There is also going to be much talk about the film being misogynistic. The arguments for and against this belief will have some justification either way, but the film must be seen before these elements can be fully discussed. Which honestly, I think is the point of the film. It is suppose to pose questions on tough, hard to answer topics.
Which leads me to the positives of the film. The film is one of the smartest, more divisive films a major Hollywood studio will release this year, and probably anytime in the near future, and that is commendable on its own. It’s a major risk for a studio to fund, and under Fincher’s direction and the two lead performances, the film more than makes the risk a success. Any film that is basically a full on attack on modern marriages and media power is going to need to strong directing and controlled acting and storytelling, and the film has that in spates.
Ben Affleck is the anchor of the film. He is in nearly every scene until maybe 75% into the film where it does become more exclusively Amy’s story, but Affleck gives it his all. This is simply the best acting he has ever done. As for his sparring partner in this battle of the sexes film, Rosamund Pike absolutely owns every scene she is in. She is electrifying from start to finish, and is asked to portray vulnerability, sadness, fear, love, hatred, innocence and pure evil, sometimes all in the same scene and she nails it. If she doesn’t receive at least an Oscar nomination for her work, I think more than a few people will call foul on the Academy’s decision. It’s by far the best performance I have seen this year.
Behind the camera there is a lot of stylish, award worthy work much like the performances. David Fincher has made better, more satisfying films, but nonetheless, he is still top notch here, turning an otherwise pulpy story into master filmmaking. No one directs quite like, or as well as Fincher. The cinematography by Jeff Cronenweth and especially the editing by Kirk Baxter are also noticeable standouts.

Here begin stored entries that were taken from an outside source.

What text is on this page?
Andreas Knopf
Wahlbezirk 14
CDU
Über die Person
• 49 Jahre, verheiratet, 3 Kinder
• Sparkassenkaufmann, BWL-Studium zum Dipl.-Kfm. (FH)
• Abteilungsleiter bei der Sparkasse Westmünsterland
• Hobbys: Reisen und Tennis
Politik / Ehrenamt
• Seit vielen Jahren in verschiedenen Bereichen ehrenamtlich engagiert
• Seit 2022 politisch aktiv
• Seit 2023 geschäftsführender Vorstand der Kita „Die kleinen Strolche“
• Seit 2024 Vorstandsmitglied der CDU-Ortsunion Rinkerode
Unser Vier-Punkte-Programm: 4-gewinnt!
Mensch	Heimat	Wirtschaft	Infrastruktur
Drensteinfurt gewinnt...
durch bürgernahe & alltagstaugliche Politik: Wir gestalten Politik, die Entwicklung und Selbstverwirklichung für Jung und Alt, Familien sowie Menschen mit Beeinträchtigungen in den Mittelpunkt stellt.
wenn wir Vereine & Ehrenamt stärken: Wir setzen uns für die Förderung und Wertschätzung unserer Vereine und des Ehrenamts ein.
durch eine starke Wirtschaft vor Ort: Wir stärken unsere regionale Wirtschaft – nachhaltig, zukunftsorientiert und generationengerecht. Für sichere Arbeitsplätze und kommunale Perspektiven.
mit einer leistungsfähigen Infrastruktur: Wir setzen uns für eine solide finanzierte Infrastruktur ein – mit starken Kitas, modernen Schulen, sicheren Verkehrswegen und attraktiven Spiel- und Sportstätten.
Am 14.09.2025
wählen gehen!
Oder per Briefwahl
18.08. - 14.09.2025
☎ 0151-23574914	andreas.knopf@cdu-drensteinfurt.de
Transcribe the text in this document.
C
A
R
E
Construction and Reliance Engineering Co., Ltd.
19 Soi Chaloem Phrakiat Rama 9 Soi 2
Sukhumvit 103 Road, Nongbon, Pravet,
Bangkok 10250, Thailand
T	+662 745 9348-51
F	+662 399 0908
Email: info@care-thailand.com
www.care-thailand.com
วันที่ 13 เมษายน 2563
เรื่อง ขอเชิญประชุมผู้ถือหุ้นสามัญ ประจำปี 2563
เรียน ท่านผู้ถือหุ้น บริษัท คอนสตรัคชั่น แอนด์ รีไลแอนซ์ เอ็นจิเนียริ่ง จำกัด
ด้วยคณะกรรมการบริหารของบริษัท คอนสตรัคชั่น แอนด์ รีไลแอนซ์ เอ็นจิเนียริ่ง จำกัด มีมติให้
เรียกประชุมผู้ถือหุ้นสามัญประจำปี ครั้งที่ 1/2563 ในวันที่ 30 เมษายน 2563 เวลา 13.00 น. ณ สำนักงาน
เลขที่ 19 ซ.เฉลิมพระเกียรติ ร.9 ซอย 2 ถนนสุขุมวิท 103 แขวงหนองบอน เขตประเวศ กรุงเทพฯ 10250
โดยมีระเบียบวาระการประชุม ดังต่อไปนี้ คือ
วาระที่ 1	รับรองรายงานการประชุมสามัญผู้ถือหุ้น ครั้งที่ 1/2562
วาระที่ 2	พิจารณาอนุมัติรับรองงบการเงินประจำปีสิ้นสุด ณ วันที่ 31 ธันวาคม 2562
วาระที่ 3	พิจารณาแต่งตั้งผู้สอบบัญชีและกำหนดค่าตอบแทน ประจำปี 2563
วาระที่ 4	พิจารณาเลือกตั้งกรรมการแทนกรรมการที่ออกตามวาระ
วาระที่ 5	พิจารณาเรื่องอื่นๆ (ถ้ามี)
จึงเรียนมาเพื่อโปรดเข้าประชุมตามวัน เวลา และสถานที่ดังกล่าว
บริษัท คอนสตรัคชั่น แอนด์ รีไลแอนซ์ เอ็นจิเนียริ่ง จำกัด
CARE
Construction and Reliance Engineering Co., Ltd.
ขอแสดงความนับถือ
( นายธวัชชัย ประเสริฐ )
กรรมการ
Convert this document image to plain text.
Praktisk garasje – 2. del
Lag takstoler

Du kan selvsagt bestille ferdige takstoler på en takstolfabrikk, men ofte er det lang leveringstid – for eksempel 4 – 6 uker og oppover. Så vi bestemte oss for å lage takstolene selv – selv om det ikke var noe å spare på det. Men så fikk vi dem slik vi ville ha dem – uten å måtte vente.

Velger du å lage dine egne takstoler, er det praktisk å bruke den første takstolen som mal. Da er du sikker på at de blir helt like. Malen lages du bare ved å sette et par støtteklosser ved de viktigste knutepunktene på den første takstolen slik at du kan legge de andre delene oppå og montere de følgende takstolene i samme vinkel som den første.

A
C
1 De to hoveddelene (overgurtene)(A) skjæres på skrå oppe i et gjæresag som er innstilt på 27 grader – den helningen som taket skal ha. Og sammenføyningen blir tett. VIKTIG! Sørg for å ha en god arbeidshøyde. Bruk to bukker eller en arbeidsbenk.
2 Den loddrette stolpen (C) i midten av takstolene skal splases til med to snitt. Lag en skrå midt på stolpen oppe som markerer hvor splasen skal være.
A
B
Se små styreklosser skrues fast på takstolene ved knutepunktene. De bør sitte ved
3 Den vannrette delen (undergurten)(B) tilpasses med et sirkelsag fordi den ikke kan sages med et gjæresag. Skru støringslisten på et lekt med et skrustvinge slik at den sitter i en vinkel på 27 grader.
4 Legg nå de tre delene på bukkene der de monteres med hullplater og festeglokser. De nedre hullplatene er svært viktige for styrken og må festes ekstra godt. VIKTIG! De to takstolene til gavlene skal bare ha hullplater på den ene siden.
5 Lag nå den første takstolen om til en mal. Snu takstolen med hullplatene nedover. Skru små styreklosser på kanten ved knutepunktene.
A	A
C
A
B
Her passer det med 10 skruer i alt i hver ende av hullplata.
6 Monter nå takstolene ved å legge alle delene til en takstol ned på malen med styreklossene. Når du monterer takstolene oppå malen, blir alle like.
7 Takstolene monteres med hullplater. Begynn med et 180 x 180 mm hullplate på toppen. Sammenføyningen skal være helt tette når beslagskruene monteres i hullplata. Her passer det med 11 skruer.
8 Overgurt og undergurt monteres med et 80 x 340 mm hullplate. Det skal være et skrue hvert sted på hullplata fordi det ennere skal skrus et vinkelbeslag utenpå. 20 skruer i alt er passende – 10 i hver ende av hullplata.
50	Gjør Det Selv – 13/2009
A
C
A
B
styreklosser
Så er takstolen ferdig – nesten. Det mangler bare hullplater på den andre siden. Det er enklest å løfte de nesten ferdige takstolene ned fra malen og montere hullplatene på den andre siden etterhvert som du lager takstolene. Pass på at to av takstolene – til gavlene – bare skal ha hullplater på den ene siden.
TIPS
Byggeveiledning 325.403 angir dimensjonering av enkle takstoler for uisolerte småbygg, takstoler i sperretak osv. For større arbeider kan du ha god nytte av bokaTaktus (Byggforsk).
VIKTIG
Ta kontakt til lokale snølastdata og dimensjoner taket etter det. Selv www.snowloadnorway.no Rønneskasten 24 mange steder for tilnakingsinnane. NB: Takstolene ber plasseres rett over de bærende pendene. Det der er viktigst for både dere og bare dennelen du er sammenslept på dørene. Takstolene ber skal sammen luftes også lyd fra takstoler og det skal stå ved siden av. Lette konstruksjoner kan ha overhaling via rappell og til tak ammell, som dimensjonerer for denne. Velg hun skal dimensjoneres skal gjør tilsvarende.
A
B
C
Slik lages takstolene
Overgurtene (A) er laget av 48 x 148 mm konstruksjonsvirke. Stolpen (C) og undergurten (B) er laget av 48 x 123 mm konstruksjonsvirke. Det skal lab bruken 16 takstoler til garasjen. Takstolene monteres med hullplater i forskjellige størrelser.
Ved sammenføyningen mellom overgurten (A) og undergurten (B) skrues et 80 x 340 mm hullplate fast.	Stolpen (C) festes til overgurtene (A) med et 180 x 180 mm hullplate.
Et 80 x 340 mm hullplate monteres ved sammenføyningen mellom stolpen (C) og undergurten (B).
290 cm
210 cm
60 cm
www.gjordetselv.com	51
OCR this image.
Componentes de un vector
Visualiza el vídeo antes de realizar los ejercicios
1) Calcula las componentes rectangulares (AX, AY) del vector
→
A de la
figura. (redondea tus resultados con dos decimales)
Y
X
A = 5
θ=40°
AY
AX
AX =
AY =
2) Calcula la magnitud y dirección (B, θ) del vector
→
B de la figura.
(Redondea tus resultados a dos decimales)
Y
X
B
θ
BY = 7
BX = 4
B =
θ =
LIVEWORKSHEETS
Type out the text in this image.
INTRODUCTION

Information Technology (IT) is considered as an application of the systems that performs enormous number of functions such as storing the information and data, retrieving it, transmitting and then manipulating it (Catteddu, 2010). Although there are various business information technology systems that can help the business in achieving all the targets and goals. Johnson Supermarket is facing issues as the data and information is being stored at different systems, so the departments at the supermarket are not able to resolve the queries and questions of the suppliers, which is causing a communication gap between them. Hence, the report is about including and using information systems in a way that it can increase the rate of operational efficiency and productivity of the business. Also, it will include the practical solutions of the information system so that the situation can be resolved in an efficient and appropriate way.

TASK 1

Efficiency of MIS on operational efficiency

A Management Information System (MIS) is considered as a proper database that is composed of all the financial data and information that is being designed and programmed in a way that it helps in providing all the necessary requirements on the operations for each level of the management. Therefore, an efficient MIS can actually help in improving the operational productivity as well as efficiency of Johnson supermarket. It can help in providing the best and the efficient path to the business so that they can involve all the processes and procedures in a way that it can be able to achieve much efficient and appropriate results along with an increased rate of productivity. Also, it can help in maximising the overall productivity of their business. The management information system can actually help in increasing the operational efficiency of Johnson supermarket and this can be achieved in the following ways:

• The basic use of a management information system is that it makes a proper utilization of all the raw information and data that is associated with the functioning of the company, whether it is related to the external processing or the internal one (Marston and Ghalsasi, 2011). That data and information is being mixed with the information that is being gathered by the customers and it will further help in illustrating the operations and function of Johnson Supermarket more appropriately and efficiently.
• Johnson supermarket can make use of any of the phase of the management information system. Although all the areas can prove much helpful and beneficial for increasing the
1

They will likely both be in the running for not just an Oscar nomination, but possibly the win. The score by Atticus Ross and Trent Reznor, while mostly subtle throughout, might be the most eerie score they have done. Which is saying a lot since they also did the music for the past two Fincher films (The Social Network, which they won the Oscar for, and The Girl with a Dragon Tattoo).
Overall, Gone Girl, isn’t Fincher’s best film, but it’s still leaps ahead of almost every other film released this year and is definite must see for anyone who wants a smart, tense, brilliantly acted, brutally funny, technically precise and wholly mesmerizing psychological thriller.